Disney Plus will bring a new ad-supported subscription option to several countries across Europe from November 1, 2023, after launching the ad tier in the US in November 2022. This means that Apple TV Plus is the only major streaming service not offering a more affordable ad tier.
Netflix has a « Basic with ads » tier at $6.99 a month (its premium tier with 4K streaming and no ads costs $19.99), and even Amazon Prime has its free-to-view-with-ads channels baked into its interface. But for Apple TV Plus fans hoping to catch Severance season 2 when it arrives, the one-size-fits-all $6.99 a month option is all that’s available. It’s affordable compared to the competition, but it’s also in line with the dramatically smaller catalogue of shows and movies Apple’s exclusives-only library offers.
Could Apple tempt more viewers to its service with a more flexible approach? Disney’s tiers offers a path to emulate in these cash-strapped times.
Disney’s service options
Disney’s approach shows the tiered options that Apple TV Plus could consider. The Disney Plus subscription plans that European viewers will be able to subscribe to from November 1 include Standard with Ads, Standard and Premium, with the amount of concurrent streams and video quality ramping up in line with the price a customer pays. As well as shaking up its subscription tiers, Disney has said it will also be cracking down on password sharing.
Disney’s new Standard with Ads tier will be available in UK, France, Germany, Switzerland, Italy, Spain, Norway, Sweden and Denmark. It’ll give viewers the service for £4.99 a month in the UK rather than the current £7.99 option.
In exchange for accepting adverts, you’ll get a 1080p (Full HD) maximum streaming resolution, two device streams at once and no support for Dolby Atmos audio. The Standard tier will cost £7.99 in the UK and bring you all of that but without the ads.
As well as adding the cheaper ad-supported tier, Disney is also adding a third Premium tier for £10.99 a month. This might seem positive, different tiers for different budgets, right? But some of the high-end features from the current £7.99 subscription will now only be available with the more expensive Premium option.
Premium will have up to 4K UHD (ultra high definition) and HDR (high dynamic range) video quality, as well as four device streams and Dolby Atmos sound. You’ll be able to download content in Standard and Premium.
Although it’s great that Disney is adding a more accessible subscription offer, for many subscribers they’ll either have to pick from a more expensive streaming experience or a slightly inferior one. And that may not align with Apple’s ‘best-of-the-best’ approach to its products, pricing be damned.
Is it time for Apple to add adverts?
The Apple TV Plus 2023 line-up has already been impressive this year, with more still to come. We’re particularly fans of the sci-fi offerings here at iMore, like Severance, Foundation and Silo.

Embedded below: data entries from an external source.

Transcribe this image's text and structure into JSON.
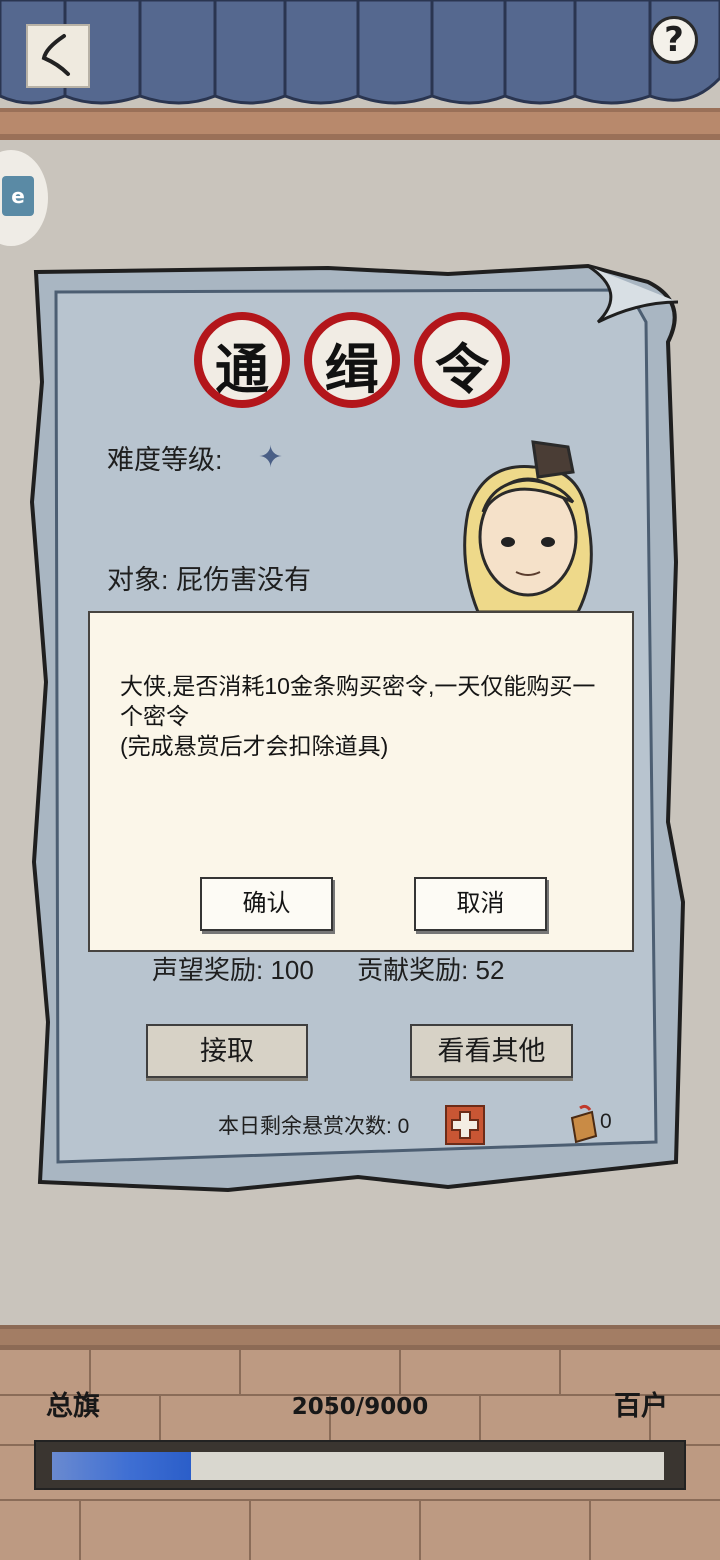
{
  "header": {
    "help_label": "?",
    "side_tab_label": "e"
  },
  "notice": {
    "stamp_chars": [
      "通",
      "缉",
      "令"
    ],
    "difficulty_label": "难度等级:",
    "difficulty_star": "✦",
    "target_line": "对象: 屁伤害没有",
    "reputation_reward": "声望奖励: 100",
    "contribution_reward": "贡献奖励: 52",
    "accept_button": "接取",
    "others_button": "看看其他",
    "remaining_label": "本日剩余悬赏次数: 0",
    "token_count": "0"
  },
  "dialog": {
    "message_line1": "大侠,是否消耗10金条购买密令,一天仅能购买一个密令",
    "message_line2": "(完成悬赏后才会扣除道具)",
    "confirm_label": "确认",
    "cancel_label": "取消"
  },
  "rank": {
    "current": "总旗",
    "next": "百户",
    "progress_text": "2050/9000",
    "progress_value": 2050,
    "progress_max": 9000
  },
  "colors": {
    "progress_fill": "#3f6fd3",
    "stamp_red": "#b3161b",
    "accent_star": "#4a5f86"
  }
}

But is Apple TV Plus missing a trick by not introducing a cheaper ad tier?
Granted, Apple has never been a brand to go cheap, always relying on the strength of its tech and premium price tag. This works well for devices, but it’s hard to say whether the same model applies to streaming services when there’s so much competition.
Rumors have been circulating for a while that suggest Apple is considering moving into ads on Apple TV Plus. Earlier in the year the company hired advertising exec Lauren Fry, which at the time The Information reported was « to help build a video advertising business for its Apple TV Plus streaming service. »
Apple’s service remains unique, at least in comparison to Netflix and Amazon, in that it only shows home-grown, Apple produced content. At present it means for a leaner catalogue, and a price point that remains in reach of the average consumer. Disney’s content approach is similar, but can justify a higher asking price as it taps into decades of content from its vault. Apple is the new kid on the block in this respect, so finds itself in an interesting position — yes, it is one of the lower-costing streamers, but it also has less to watch. Perhaps as the years roll on and its catalogue expands, Apple will be forced to increase its pricing, and then face up to whether or not an ad tier makes sense to keep subscriber numbers up.
But just as we can’t envision an ad-supported iPhone, it’s just as hard to imagine an ad-supported Apple TV Plus fitting in with Apple’s brand values.